EVS Water uses recurrent neural networks (RNN) powered by TensorFlow and Keras to calibrate models around a deterministic baseline. These tools have been chosen as they are widely accepted frameworks for applying RNN to challenges requiring identification of patterns in complex data sets. These frameworks are production-focused and integrated into the source code to enable accurate forecasts for EVS Water applications and allow for relatively rapid implementation and processing times. Input features to the RNN may include Feed/Coagulation pH, DOC, UV254, Temperature, Feed/Lamella Overflow Turbidity and coagulant dose, using both existing and a vendor installed instruments.
Sorption Capacity used in the deterministic model is also further calibrated by this RNN model to site specific conditions. The detailed design of the RNN models is developed as a result of close engagement with the customer and site personnel and depends on the design of the plant and available monitoring data.
We use a procedure for forecasting time series data based on an additive model where non-linear trends are fit with yearly, weekly, and daily seasonality, plus holiday effects. It works best with time series that have strong seasonal effects and several seasons of historical data. It is also robust to missing data and shifts in the trend, and typically handles outliers well.

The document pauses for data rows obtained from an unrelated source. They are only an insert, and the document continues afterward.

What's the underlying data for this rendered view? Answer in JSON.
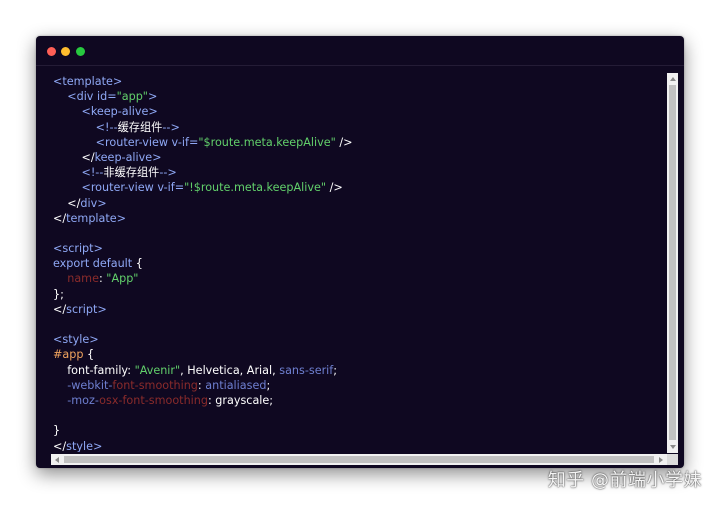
{
  "window": {
    "traffic_lights": [
      "close",
      "minimize",
      "maximize"
    ],
    "colors": {
      "background": "#0f0821",
      "close": "#ff5f56",
      "minimize": "#ffbd2e",
      "maximize": "#27c93f",
      "tag": "#8fa8f5",
      "string": "#62d06b",
      "property_muted": "#8a2b2b",
      "selector": "#f0a35e"
    }
  },
  "code": {
    "lines": [
      [
        {
          "t": "<template>",
          "c": "tag"
        }
      ],
      [
        {
          "t": "    <div ",
          "c": "tag"
        },
        {
          "t": "id=",
          "c": "attr"
        },
        {
          "t": "\"app\"",
          "c": "str"
        },
        {
          "t": ">",
          "c": "tag"
        }
      ],
      [
        {
          "t": "        <keep-alive>",
          "c": "tag"
        }
      ],
      [
        {
          "t": "            <!--",
          "c": "comment"
        },
        {
          "t": "缓存组件",
          "c": "cjk"
        },
        {
          "t": "-->",
          "c": "comment"
        }
      ],
      [
        {
          "t": "            <router-view ",
          "c": "tag"
        },
        {
          "t": "v-if=",
          "c": "attr"
        },
        {
          "t": "\"$route.meta.keepAlive\"",
          "c": "str"
        },
        {
          "t": " />",
          "c": "plain"
        }
      ],
      [
        {
          "t": "        </",
          "c": "plain"
        },
        {
          "t": "keep-alive",
          "c": "tag"
        },
        {
          "t": ">",
          "c": "tag"
        }
      ],
      [
        {
          "t": "        <!--",
          "c": "comment"
        },
        {
          "t": "非缓存组件",
          "c": "cjk"
        },
        {
          "t": "-->",
          "c": "comment"
        }
      ],
      [
        {
          "t": "        <router-view ",
          "c": "tag"
        },
        {
          "t": "v-if=",
          "c": "attr"
        },
        {
          "t": "\"!$route.meta.keepAlive\"",
          "c": "str"
        },
        {
          "t": " />",
          "c": "plain"
        }
      ],
      [
        {
          "t": "    </",
          "c": "plain"
        },
        {
          "t": "div",
          "c": "tag"
        },
        {
          "t": ">",
          "c": "tag"
        }
      ],
      [
        {
          "t": "</",
          "c": "plain"
        },
        {
          "t": "template",
          "c": "tag"
        },
        {
          "t": ">",
          "c": "tag"
        }
      ],
      [
        {
          "t": "",
          "c": "plain"
        }
      ],
      [
        {
          "t": "<script>",
          "c": "tag"
        }
      ],
      [
        {
          "t": "export default",
          "c": "kw"
        },
        {
          "t": " {",
          "c": "plain"
        }
      ],
      [
        {
          "t": "    ",
          "c": "plain"
        },
        {
          "t": "name",
          "c": "prop-red"
        },
        {
          "t": ": ",
          "c": "plain"
        },
        {
          "t": "\"App\"",
          "c": "str"
        }
      ],
      [
        {
          "t": "};",
          "c": "plain"
        }
      ],
      [
        {
          "t": "</",
          "c": "plain"
        },
        {
          "t": "script",
          "c": "tag"
        },
        {
          "t": ">",
          "c": "tag"
        }
      ],
      [
        {
          "t": "",
          "c": "plain"
        }
      ],
      [
        {
          "t": "<style>",
          "c": "tag"
        }
      ],
      [
        {
          "t": "#app",
          "c": "sel"
        },
        {
          "t": " {",
          "c": "plain"
        }
      ],
      [
        {
          "t": "    font-family: ",
          "c": "plain"
        },
        {
          "t": "\"Avenir\"",
          "c": "str"
        },
        {
          "t": ", Helvetica, Arial, ",
          "c": "plain"
        },
        {
          "t": "sans-serif",
          "c": "val-blue"
        },
        {
          "t": ";",
          "c": "plain"
        }
      ],
      [
        {
          "t": "    ",
          "c": "plain"
        },
        {
          "t": "-webkit-",
          "c": "prefix"
        },
        {
          "t": "font-smoothing",
          "c": "prop-red"
        },
        {
          "t": ": ",
          "c": "plain"
        },
        {
          "t": "antialiased",
          "c": "val-blue"
        },
        {
          "t": ";",
          "c": "plain"
        }
      ],
      [
        {
          "t": "    ",
          "c": "plain"
        },
        {
          "t": "-moz-",
          "c": "prefix"
        },
        {
          "t": "osx-font-smoothing",
          "c": "prop-red"
        },
        {
          "t": ": grayscale;",
          "c": "plain"
        }
      ],
      [
        {
          "t": "",
          "c": "plain"
        }
      ],
      [
        {
          "t": "}",
          "c": "plain"
        }
      ],
      [
        {
          "t": "</",
          "c": "plain"
        },
        {
          "t": "style",
          "c": "tag"
        },
        {
          "t": ">",
          "c": "tag"
        }
      ]
    ]
  },
  "watermark": {
    "text": "知乎 @前端小学妹"
  }
}
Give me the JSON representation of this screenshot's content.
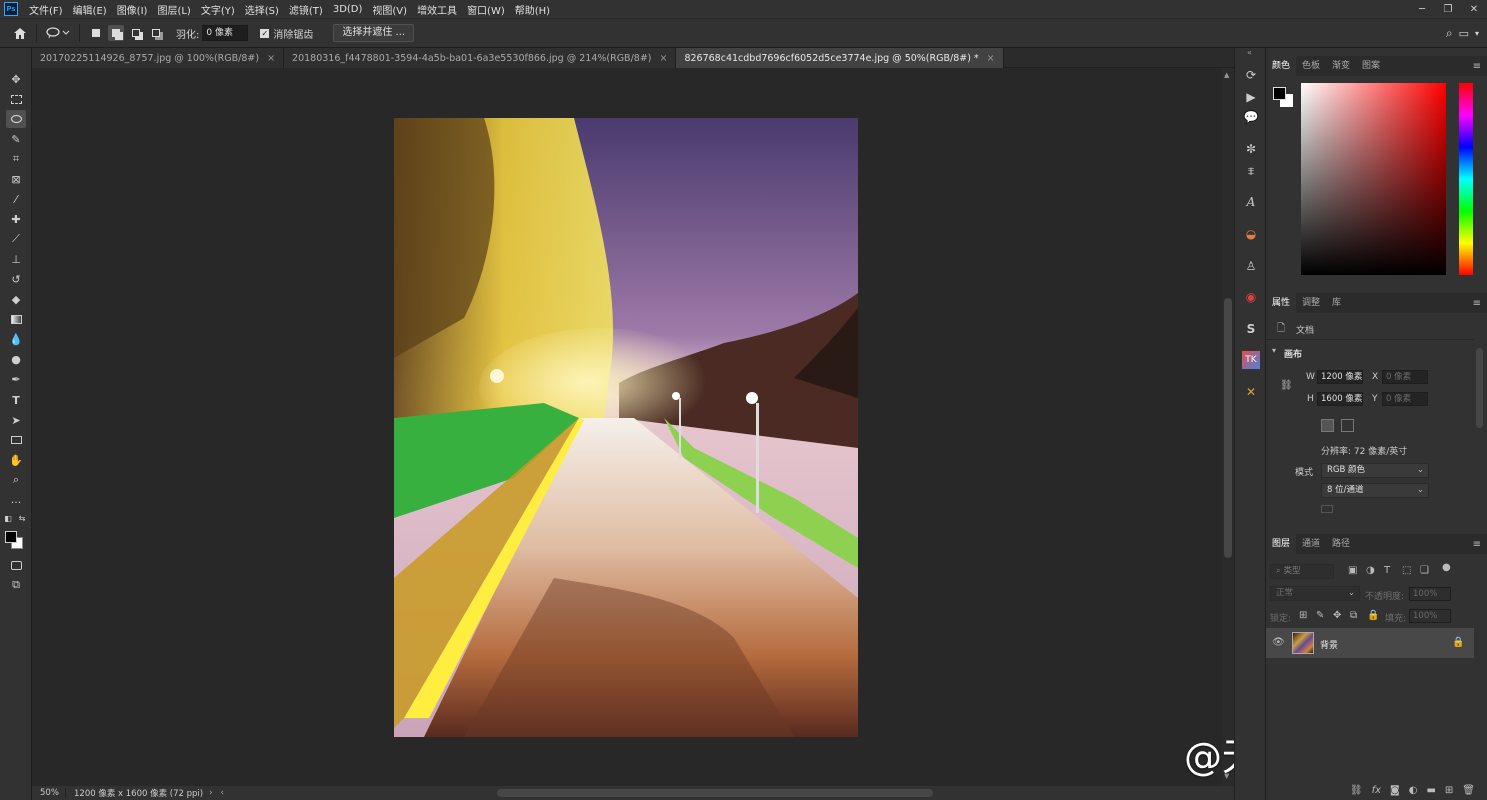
{
  "app": {
    "logo": "Ps"
  },
  "menu": [
    "文件(F)",
    "编辑(E)",
    "图像(I)",
    "图层(L)",
    "文字(Y)",
    "选择(S)",
    "滤镜(T)",
    "3D(D)",
    "视图(V)",
    "增效工具",
    "窗口(W)",
    "帮助(H)"
  ],
  "options": {
    "feather_label": "羽化:",
    "feather_value": "0 像素",
    "antialias_label": "消除锯齿",
    "select_mask_button": "选择并遮住 ..."
  },
  "tabs": [
    {
      "label": "20170225114926_8757.jpg @ 100%(RGB/8#)",
      "close": "×"
    },
    {
      "label": "20180316_f4478801-3594-4a5b-ba01-6a3e5530f866.jpg @ 214%(RGB/8#)",
      "close": "×"
    },
    {
      "label": "826768c41cdbd7696cf6052d5ce3774e.jpg @ 50%(RGB/8#) *",
      "close": "×"
    }
  ],
  "status": {
    "zoom": "50%",
    "doc_info": "1200 像素 x 1600 像素 (72 ppi)"
  },
  "watermark": "@无情肉垫猫",
  "color_panel": {
    "tabs": [
      "颜色",
      "色板",
      "渐变",
      "图案"
    ]
  },
  "properties_panel": {
    "tabs": [
      "属性",
      "调整",
      "库"
    ],
    "doc_label": "文档",
    "canvas_section": "画布",
    "w_label": "W",
    "w_value": "1200 像素",
    "h_label": "H",
    "h_value": "1600 像素",
    "x_label": "X",
    "x_value": "0 像素",
    "y_label": "Y",
    "y_value": "0 像素",
    "resolution": "分辨率: 72 像素/英寸",
    "mode_label": "模式",
    "mode_value": "RGB 颜色",
    "depth_value": "8 位/通道"
  },
  "layers_panel": {
    "tabs": [
      "图层",
      "通道",
      "路径"
    ],
    "filter_placeholder": "类型",
    "blend_mode": "正常",
    "opacity_label": "不透明度:",
    "opacity_value": "100%",
    "lock_label": "锁定:",
    "fill_label": "填充:",
    "fill_value": "100%",
    "layer_name": "背景"
  }
}
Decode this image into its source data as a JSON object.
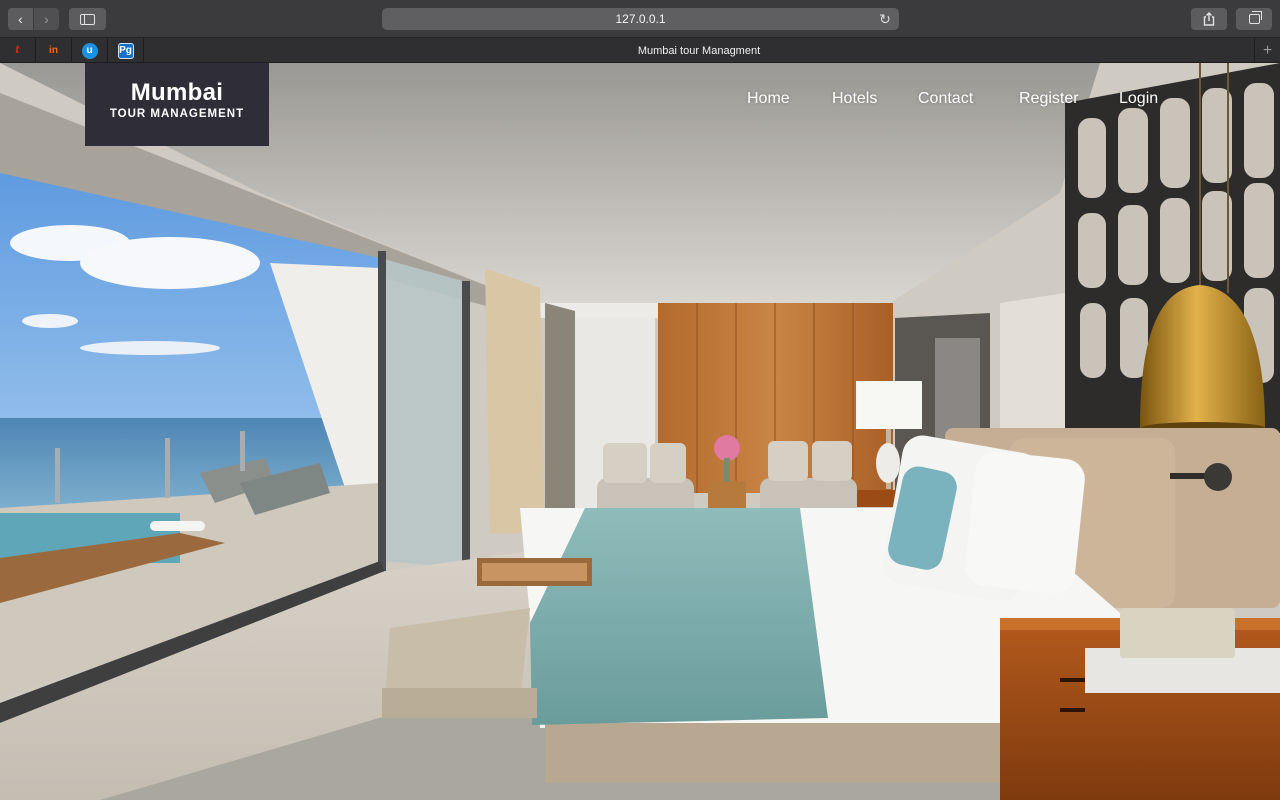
{
  "browser": {
    "url": "127.0.0.1",
    "tab_title": "Mumbai tour Managment",
    "favorites": [
      {
        "label": "t",
        "icon": "red-script-icon",
        "color": "#e2231a"
      },
      {
        "label": "in",
        "icon": "invision-icon",
        "color": "#ff6a00"
      },
      {
        "label": "u",
        "icon": "blue-circle-u-icon",
        "color": "#1e90e0"
      },
      {
        "label": "Pg",
        "icon": "pg-icon",
        "color": "#1a6fc9"
      }
    ],
    "back_glyph": "‹",
    "forward_glyph": "›",
    "reload_glyph": "↻",
    "share_glyph": "⇪",
    "new_tab_glyph": "+"
  },
  "brand": {
    "title": "Mumbai",
    "subtitle": "TOUR MANAGEMENT"
  },
  "nav": {
    "links": [
      "Home",
      "Hotels",
      "Contact",
      "Register",
      "Login"
    ]
  },
  "hero": {
    "image": "hotel-suite-ocean-view-photo"
  }
}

The deterministic baseline for coagulation recommendations are based on a number of key models including a modified version of the Edwards (1997) Langmuir based coagulation model which is developed specifically for representing enhanced coagulation using aluminium and ferric salt based coagulants, considered the most accurate of the available models for DOC removal during coagulation (Tseng and Edwards, 1999).
The key inputs for this model are feed DOC [mg/L] and feed/coagulation pH which lead to a prediction of coagulant dose [mg/L], based on a recent inorganic analysis or online alkalinity measurement if available.
PIDs, PFDs, monitoring points, representative monitoring data, dosing locations, equipment datasheets will be required to be shared at the start of the project. Data for nominated monitoring points will need to be shared at least daily during the operational phase of the project with protocols agreed at the start of the project.
To facilitate an evaluation of financial benefits, average unit cost of chemicals, electricity consumption, solid waste disposal and labour cost for the plant will be requested at the start of the project.